Paulo Ziulkoski – Com toda a certeza. O Presidente da República e seus ministros já anunciaram presença novamente. Voltam porque é um processo inesgotável. Nós vamos morrer, virão outras gerações e essa situação vai continuar, porque isso é histórico, não só no Brasil é no mundo inteiro. Na Europa essa luta é natural. A Alemanha hoje passa por essa crise entre municípios, estados e a União. Uma crise profunda. A França, que tem 35 mil municípios, está na mesma situação, a Itália idem. É um processo internacional a questão do recurso, faz parte do nosso cotidiano.
Agência CNM – Para o senhor, o quê realmente mudou a relação da União com os municípios?
Paulo Ziulkoski – Acredito que tem a vontade do presidente Lula. Ele manifestou isso. A gente sente quando a pessoa fala com o coração. Mais do que tudo, é a nossa mobilização. Por isso, as comunidades devem valorizar os prefeitos que vêm a Brasília. É um processo que está em andamento e para que tenha continuidade é preciso que os prefeitos continuem nessa luta municipalista, principalmente os que serão eleitos ao final deste ano. Entendo que vai haver uma renovação de 80%. Esses novos prefeitos é que deverão se engajar agora e aumentar ainda mais o movimento, que está em crescimento.
Agência CNM – Essa renovação pode implicar em novas propostas ou a agenda construída ao longo deste mandato vai ser cobrada até a última linha?
Paulo Ziulkoski – A Marcha vai continuar. Essa renovação de prefeitos vai se defrontar com essa pauta, até porque o município não é propriedade do prefeito nem de um partido político. É uma instituição que trabalha com uma previsão orçamentária que não se pode mudar radicalmente. Ela trabalha naquela lógica. Isso vai ser seguramente conduzido pelos novos prefeitos.
O que estou falando é que alguns se iludem acreditando que têm muita capacidade e que ao entrar na Prefeitura podem resolver tudo. Depois verificam que não é bem assim. Tivemos muita luta e até fomos corridos por cães daqui de Brasília. Agora, graças à nossa pacífica e ordeira mobilização, o dinheiro que é do cidadão está indo diretamente para o município.
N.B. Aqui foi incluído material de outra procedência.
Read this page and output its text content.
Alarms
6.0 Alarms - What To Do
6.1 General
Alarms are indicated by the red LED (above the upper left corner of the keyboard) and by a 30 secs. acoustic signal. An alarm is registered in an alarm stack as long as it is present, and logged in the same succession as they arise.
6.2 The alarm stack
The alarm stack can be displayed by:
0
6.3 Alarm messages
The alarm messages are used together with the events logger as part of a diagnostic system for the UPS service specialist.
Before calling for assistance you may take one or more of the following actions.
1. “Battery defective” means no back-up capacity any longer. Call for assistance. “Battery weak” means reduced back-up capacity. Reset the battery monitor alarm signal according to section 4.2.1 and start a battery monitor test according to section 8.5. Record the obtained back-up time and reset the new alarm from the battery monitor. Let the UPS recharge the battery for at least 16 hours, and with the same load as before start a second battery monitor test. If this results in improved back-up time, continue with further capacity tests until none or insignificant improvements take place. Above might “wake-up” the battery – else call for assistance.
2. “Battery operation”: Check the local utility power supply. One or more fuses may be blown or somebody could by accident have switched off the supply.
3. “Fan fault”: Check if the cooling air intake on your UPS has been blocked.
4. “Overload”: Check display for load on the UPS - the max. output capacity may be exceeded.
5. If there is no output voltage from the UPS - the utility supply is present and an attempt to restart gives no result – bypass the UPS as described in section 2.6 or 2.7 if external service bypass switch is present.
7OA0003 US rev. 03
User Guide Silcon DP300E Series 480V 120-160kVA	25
Sabem como era o transporte escolar até o ano retrasado? Alguns deputados iam até o prefeito e apresentavam um projeto para a compra de veículo. Uma Kombi velha ou um ônibus velho e o prefeito ainda ia bater palma para o deputado. Não estou condenando quem fazia. Estou dizendo que não deve mais ser assim. Não é um ônibus que vai solucionar e nem um partido que está no Governo ou outro. Temos que dar atenção a todos, não interessando cor partidária.
O prefeito tem de ter a solução e é para isso que estamos lutando, para terminar com essas formas intermediárias que reproduzem um modelo nefasto e perverso para o Brasil. Temos que terminar com oligarquias e interesses pessoais. Temos que trabalhar para o cidadão. Esse é o nosso papel.